Трон у него был так себе. Ему весьма далеко до парижского, принадлежащего Карлу Великому, украшенного шелками и золотом, который я знала по рассказам матери. Впрочем, Глуниарн – король Дублина, а королям не пристало сидеть на обычных стульях, пусть даже его подобие трона и вырезано из того же дерева, что и скамьи, на которых пируют остальные.

По крайней мере, вино он пил из серебряного кубка, а его роскошная мантия и вовсе не знала равных. Норвежские купцы рассказывали Глуниарну, будто она сшита из шкуры такого крупного медведя, что ее даже не пришлось кроить. Заплатить пришлось немало, но Глуниарн охотно расстался с золотом. Его грудь украшал мастерской работы крест из чистого золота, усыпанный драгоценные камнями. Через два года после ссоры Глуниарна с Амлафом из-за крещения короля в реке Лиффи, Глуниарн и сам последовал примеру отца. Разумеется, не из любви к Христу – не настолько он был тупым, – а из пристрастия к торговле. Английские, французские и испанские владыки не желали вести дела с ирландскими викингами, пока те не присягали на верность их Богу, которого сами чужеземцы называли Иисусом Христом. Чтобы доказать искреннюю приверженность новой религии, Глуниарн и нацепил роскошное украшение, которое мог себе позволить именно благодаря торговле с христианами.

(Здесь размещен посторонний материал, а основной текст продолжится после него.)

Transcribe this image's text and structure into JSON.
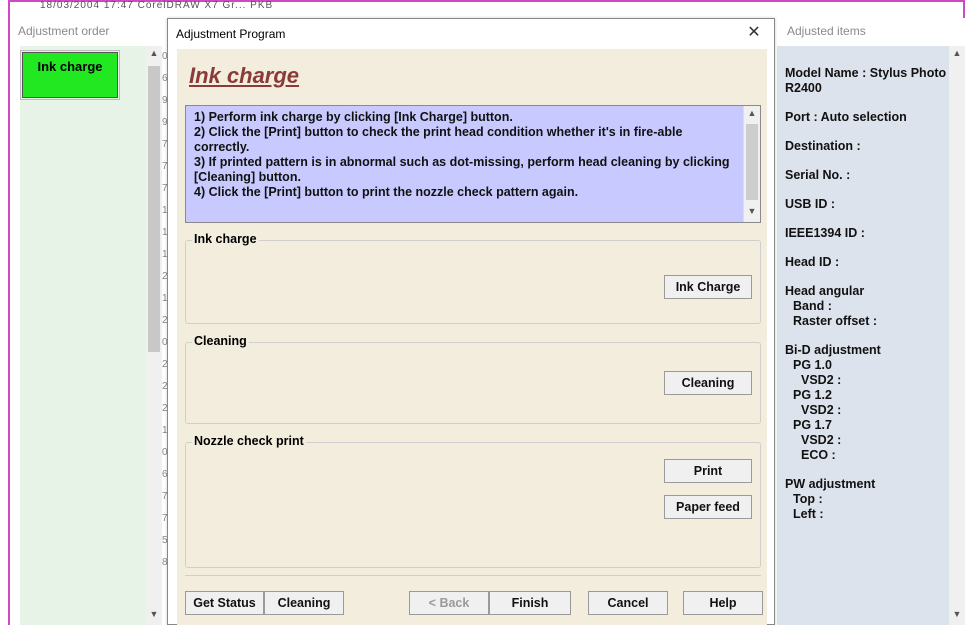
{
  "background": {
    "strip_text": "18/03/2004 17:47     CorelDRAW X7 Gr...            PKB"
  },
  "adjustment_order": {
    "title": "Adjustment order",
    "items": [
      {
        "label": "Ink charge",
        "color": "#22e822"
      }
    ]
  },
  "row_numbers": [
    "0",
    "6",
    "9",
    "9",
    "7",
    "7",
    "7",
    "1",
    "1",
    "1",
    "2",
    "1",
    "2",
    "0",
    "2",
    "2",
    "2",
    "1",
    "0",
    "6",
    "7",
    "7",
    "5",
    "8"
  ],
  "dialog": {
    "title": "Adjustment Program",
    "heading": "Ink charge",
    "instructions": "1) Perform ink charge by clicking [Ink Charge] button.\n2) Click the [Print] button to check the print head condition whether it's in fire-able correctly.\n3) If printed pattern is in abnormal such as dot-missing, perform head cleaning by clicking [Cleaning] button.\n4) Click the [Print] button to print the nozzle check pattern again.",
    "groups": {
      "ink_charge": {
        "label": "Ink charge",
        "button": "Ink Charge"
      },
      "cleaning": {
        "label": "Cleaning",
        "button": "Cleaning"
      },
      "nozzle": {
        "label": "Nozzle check print",
        "print_button": "Print",
        "paper_feed_button": "Paper feed"
      }
    },
    "footer": {
      "get_status": "Get Status",
      "cleaning": "Cleaning",
      "back": "< Back",
      "finish": "Finish",
      "cancel": "Cancel",
      "help": "Help"
    }
  },
  "adjusted_items": {
    "title": "Adjusted items",
    "model_name": "Model Name : Stylus Photo R2400",
    "port": "Port : Auto selection",
    "destination": "Destination :",
    "serial": "Serial No. :",
    "usb_id": "USB ID :",
    "ieee_id": "IEEE1394 ID :",
    "head_id": "Head ID :",
    "head_angular": "Head angular",
    "band": "Band :",
    "raster_offset": "Raster offset :",
    "bid_adjustment": "Bi-D adjustment",
    "pg10": "PG 1.0",
    "vsd2_1": "VSD2 :",
    "pg12": "PG 1.2",
    "vsd2_2": "VSD2 :",
    "pg17": "PG 1.7",
    "vsd2_3": "VSD2 :",
    "eco": "ECO :",
    "pw_adjustment": "PW adjustment",
    "top": "Top :",
    "left": "Left :"
  },
  "colors": {
    "heading": "#8b3a3a",
    "instructions_bg": "#c8caff",
    "dialog_bg": "#f2eddc",
    "frame": "#d048c8"
  }
}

Да, стоило признать: его драгоценности и великолепная одежда производили впечатление. Благодаря им Глуниарн походил на короля, пусть и сидел совсем не по-королевски. Подняв бокал, я одарила его мимолетной улыбкой. Он ответил тем же, и мы смотрели друг другу в глаза чуть дольше, чем дозволяли при- личия.

Ситрик плюхнулся на скамью рядом со мной. В одной руке он сжимал кружку с элем, а другой держал за талию молоденькую рабыню. Девица хихикнула, уселась ему на колени и наклонилась вперед, прижимаясь к нему полными грудями.

– Брат знает о твоем набеге, – шепнула я на ухо сыну.

Ситрик покачал головой:

– Нет, не знает. Ты слишком мнительна.

Откусив медового хлеба, я ущипнула рабыню за руку.

– Принеси мне еще вина.

Девица вспыхнула и вскочила, но вновь ухмыльнулась, заметив, что Ситрик провожает ее жадным взглядом. Я вздохнула.

– Серьезно, Ситрик?

Он пожал плечами:

– Я делаю то, что и пристало мужчинам моего возраста.

– Только не забывай, что вы все это делаете с одной и той же женщиной.

Ситрик закатил глаза, но тем не менее перевел взгляд со смазливой рабыни на золотой обруч, висящий на его запястье. Обруч Амлафа.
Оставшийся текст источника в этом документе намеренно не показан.